There are many sayings about apples, such as an apple a day or the apple of my eye, that everyone knows but have you may not have heard “an apple is to remember.” Planting a tree to help remember someone special can be a very meaningful way to honor them and help young children cope with grief.
Today, my friend Tara Kennedy-Kline at Parent Nation (parentnationradio.com) wrote:
Allowing kiddos to mourn and grieve and laugh and reminisce in their own way, in their own time, is vital to helping them grow into empathetic and emotionally healthy adults.
When we dictate when they should cry and for how long, and when we feel that laughing or telling stories is unacceptable…we stifle their process and hijack their feelings. Let them see you handle grief in your way, and support them to grieve in theirs. It will bring you closer and make them stronger than you ever imagined.
The grief process can be much different for children than for adults. For one thing, kids may not understand what is happening and be upset and confused. Kids may not have the words to tell us how they are feeling, so they express themselves in other ways, such as their behavior. This might be challenging and kids may need lots of reassurance. It’s difficult to know how much information is the right amount to give them.

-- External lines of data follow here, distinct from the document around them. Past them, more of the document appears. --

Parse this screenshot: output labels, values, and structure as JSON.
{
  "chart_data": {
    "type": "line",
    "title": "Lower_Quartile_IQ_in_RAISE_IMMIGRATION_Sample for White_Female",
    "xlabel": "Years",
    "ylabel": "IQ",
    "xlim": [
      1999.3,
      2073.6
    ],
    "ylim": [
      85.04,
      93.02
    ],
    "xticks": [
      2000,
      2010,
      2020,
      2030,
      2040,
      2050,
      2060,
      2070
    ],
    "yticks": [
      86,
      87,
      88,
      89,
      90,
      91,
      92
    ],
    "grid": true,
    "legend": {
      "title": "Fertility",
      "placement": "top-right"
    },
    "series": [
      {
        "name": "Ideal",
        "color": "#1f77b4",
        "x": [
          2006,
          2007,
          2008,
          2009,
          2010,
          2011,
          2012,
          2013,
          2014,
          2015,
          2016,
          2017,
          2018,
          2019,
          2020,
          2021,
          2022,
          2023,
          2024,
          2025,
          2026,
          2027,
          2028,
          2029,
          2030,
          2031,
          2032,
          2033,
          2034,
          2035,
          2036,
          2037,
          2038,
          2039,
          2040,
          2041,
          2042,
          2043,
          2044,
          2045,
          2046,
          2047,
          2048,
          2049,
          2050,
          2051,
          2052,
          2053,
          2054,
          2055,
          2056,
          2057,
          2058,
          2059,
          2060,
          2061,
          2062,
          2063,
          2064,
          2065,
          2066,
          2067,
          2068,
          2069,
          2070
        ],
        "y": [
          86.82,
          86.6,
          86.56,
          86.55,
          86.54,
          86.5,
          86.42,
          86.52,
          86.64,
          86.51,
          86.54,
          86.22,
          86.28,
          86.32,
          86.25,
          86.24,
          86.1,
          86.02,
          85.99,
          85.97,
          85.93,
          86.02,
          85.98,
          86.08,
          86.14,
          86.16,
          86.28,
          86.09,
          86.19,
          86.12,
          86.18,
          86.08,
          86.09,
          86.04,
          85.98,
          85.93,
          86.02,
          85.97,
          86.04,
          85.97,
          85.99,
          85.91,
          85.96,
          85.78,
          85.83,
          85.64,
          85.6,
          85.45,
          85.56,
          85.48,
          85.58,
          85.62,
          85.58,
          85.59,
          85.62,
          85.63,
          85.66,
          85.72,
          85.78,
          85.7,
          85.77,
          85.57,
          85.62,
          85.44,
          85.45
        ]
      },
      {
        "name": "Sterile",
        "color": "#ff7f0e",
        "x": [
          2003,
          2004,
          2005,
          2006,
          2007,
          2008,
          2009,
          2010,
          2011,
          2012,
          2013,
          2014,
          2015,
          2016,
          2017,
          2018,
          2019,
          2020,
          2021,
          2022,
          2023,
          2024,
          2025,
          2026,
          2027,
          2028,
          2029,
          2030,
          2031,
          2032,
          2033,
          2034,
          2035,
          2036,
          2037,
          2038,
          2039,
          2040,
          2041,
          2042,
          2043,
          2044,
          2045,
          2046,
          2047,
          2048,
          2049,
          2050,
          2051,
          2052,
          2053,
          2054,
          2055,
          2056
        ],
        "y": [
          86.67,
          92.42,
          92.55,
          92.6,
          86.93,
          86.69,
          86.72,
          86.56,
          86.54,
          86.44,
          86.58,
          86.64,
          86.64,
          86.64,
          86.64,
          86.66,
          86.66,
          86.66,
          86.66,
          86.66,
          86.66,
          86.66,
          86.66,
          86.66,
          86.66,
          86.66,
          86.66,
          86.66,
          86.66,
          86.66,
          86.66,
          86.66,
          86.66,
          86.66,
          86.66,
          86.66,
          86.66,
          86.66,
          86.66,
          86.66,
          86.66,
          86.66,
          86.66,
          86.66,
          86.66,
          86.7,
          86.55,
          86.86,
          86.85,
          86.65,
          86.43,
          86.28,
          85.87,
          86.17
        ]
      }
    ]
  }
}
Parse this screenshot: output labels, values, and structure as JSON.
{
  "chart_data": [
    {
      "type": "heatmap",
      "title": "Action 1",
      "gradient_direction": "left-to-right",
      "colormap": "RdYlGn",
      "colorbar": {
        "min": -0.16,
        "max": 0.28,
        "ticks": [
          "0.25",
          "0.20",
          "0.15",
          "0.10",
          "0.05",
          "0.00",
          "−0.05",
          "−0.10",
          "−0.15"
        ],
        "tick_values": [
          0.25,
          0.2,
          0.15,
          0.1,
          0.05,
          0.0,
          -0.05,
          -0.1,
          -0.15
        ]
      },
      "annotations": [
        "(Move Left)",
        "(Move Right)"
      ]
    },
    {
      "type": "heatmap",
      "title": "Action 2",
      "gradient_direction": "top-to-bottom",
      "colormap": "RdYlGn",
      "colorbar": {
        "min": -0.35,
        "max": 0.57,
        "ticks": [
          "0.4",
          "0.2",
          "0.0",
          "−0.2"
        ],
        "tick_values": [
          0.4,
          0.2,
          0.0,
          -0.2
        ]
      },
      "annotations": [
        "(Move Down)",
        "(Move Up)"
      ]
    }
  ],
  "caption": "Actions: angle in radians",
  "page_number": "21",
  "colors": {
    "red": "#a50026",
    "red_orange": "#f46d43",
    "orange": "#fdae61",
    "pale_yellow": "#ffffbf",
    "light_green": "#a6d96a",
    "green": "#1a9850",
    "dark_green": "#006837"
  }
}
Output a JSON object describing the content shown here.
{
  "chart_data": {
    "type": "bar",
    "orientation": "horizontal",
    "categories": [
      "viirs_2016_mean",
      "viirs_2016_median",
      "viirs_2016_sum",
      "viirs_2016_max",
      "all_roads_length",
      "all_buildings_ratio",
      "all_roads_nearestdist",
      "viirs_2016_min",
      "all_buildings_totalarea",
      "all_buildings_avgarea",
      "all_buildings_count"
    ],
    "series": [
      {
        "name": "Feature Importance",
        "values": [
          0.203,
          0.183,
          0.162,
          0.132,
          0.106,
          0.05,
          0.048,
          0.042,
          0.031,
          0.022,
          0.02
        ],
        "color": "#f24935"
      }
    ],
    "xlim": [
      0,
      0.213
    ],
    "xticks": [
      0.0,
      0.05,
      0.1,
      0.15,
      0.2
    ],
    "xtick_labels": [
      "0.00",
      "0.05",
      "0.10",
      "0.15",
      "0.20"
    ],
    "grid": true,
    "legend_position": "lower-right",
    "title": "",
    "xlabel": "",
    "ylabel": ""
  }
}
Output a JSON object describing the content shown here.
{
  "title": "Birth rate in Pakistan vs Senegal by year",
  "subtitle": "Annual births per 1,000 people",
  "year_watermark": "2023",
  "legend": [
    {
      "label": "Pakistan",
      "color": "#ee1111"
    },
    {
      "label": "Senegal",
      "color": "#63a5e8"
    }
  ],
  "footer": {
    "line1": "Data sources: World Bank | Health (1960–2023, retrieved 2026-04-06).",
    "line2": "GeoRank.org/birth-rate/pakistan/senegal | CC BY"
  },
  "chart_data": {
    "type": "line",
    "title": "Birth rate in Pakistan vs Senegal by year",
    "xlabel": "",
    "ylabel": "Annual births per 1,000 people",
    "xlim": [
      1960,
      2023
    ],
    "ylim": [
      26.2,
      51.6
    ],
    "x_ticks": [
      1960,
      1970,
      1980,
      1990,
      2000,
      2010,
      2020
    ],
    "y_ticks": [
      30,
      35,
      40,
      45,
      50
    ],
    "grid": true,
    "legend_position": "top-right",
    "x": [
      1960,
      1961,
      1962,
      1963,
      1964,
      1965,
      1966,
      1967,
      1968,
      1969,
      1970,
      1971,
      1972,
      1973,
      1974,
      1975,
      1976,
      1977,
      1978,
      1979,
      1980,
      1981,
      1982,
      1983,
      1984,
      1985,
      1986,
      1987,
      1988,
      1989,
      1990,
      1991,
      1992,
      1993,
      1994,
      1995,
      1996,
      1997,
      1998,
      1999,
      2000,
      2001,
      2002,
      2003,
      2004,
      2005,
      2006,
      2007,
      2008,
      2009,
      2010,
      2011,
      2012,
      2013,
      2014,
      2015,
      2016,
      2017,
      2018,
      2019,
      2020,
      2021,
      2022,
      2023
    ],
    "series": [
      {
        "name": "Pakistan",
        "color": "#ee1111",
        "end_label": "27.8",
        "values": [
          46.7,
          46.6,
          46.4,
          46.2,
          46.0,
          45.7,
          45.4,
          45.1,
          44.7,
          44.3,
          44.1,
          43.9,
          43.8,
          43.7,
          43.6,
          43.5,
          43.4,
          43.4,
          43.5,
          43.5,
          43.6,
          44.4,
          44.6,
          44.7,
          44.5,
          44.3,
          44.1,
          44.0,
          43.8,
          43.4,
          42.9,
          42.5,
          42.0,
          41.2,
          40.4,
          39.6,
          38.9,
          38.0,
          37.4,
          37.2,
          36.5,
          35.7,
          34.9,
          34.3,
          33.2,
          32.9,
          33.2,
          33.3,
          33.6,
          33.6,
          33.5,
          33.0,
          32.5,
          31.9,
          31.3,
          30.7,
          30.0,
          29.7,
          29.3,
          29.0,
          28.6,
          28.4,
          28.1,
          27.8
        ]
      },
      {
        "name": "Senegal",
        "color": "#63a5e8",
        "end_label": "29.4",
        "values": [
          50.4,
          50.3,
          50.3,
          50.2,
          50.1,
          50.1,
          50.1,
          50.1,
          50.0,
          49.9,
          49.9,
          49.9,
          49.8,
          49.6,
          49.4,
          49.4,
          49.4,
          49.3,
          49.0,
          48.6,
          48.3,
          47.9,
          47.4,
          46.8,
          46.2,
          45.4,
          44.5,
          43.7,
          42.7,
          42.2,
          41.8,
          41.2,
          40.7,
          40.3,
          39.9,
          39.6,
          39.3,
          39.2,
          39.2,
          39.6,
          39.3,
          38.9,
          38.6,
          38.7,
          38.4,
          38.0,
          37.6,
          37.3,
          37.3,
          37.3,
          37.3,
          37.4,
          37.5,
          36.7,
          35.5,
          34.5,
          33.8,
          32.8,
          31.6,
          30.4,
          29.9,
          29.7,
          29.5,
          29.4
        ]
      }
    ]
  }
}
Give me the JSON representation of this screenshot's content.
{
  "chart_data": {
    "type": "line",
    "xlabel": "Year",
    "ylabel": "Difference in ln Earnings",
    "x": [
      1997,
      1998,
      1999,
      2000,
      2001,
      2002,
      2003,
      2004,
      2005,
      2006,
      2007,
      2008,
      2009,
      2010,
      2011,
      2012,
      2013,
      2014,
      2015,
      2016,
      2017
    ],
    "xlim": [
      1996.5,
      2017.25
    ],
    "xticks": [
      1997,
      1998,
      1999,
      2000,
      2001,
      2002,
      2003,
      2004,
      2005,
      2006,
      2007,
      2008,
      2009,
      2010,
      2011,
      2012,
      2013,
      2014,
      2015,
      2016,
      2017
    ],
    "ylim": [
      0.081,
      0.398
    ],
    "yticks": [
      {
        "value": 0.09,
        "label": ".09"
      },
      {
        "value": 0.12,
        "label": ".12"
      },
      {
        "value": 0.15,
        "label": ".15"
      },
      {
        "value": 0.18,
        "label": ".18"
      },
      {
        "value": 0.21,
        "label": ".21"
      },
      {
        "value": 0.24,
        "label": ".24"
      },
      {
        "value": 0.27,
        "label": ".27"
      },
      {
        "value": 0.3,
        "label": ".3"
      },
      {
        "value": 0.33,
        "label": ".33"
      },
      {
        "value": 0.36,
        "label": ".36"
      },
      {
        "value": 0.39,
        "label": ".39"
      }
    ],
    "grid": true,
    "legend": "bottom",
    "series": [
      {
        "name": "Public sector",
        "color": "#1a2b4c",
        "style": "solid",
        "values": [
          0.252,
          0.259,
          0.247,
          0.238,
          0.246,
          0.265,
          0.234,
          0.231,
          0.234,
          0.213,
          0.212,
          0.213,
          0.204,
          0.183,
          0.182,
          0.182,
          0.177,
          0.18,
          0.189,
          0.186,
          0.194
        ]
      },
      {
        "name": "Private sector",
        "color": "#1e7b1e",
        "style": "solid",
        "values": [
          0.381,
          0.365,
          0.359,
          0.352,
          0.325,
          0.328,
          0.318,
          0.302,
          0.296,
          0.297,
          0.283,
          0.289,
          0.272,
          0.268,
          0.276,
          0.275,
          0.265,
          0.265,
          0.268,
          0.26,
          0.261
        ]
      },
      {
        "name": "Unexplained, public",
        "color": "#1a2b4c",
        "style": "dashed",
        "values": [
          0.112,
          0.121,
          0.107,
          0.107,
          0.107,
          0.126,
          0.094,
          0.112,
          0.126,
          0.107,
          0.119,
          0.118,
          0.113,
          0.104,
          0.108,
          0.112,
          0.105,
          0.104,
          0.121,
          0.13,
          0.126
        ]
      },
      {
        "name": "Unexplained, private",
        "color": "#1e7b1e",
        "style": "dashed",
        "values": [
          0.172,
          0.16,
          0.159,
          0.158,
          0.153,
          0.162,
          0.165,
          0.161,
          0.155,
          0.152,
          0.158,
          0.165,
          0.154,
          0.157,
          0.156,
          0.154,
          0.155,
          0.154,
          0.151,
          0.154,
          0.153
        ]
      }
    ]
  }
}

There are books that we can read to them, such as Where Are You? A Child’s Book About Loss by Laura Olivieri or The Fall of Freedie the Leaf by Leo Buscaglia. The book Max the Happy Butterfly by Kathy Archibald Anderson tells the story of a caterpillar called Max who dies. The butterfly Max flies to the top of a majestic tree.
Helping children cope with grief is not easy. Can you recommend any other resources?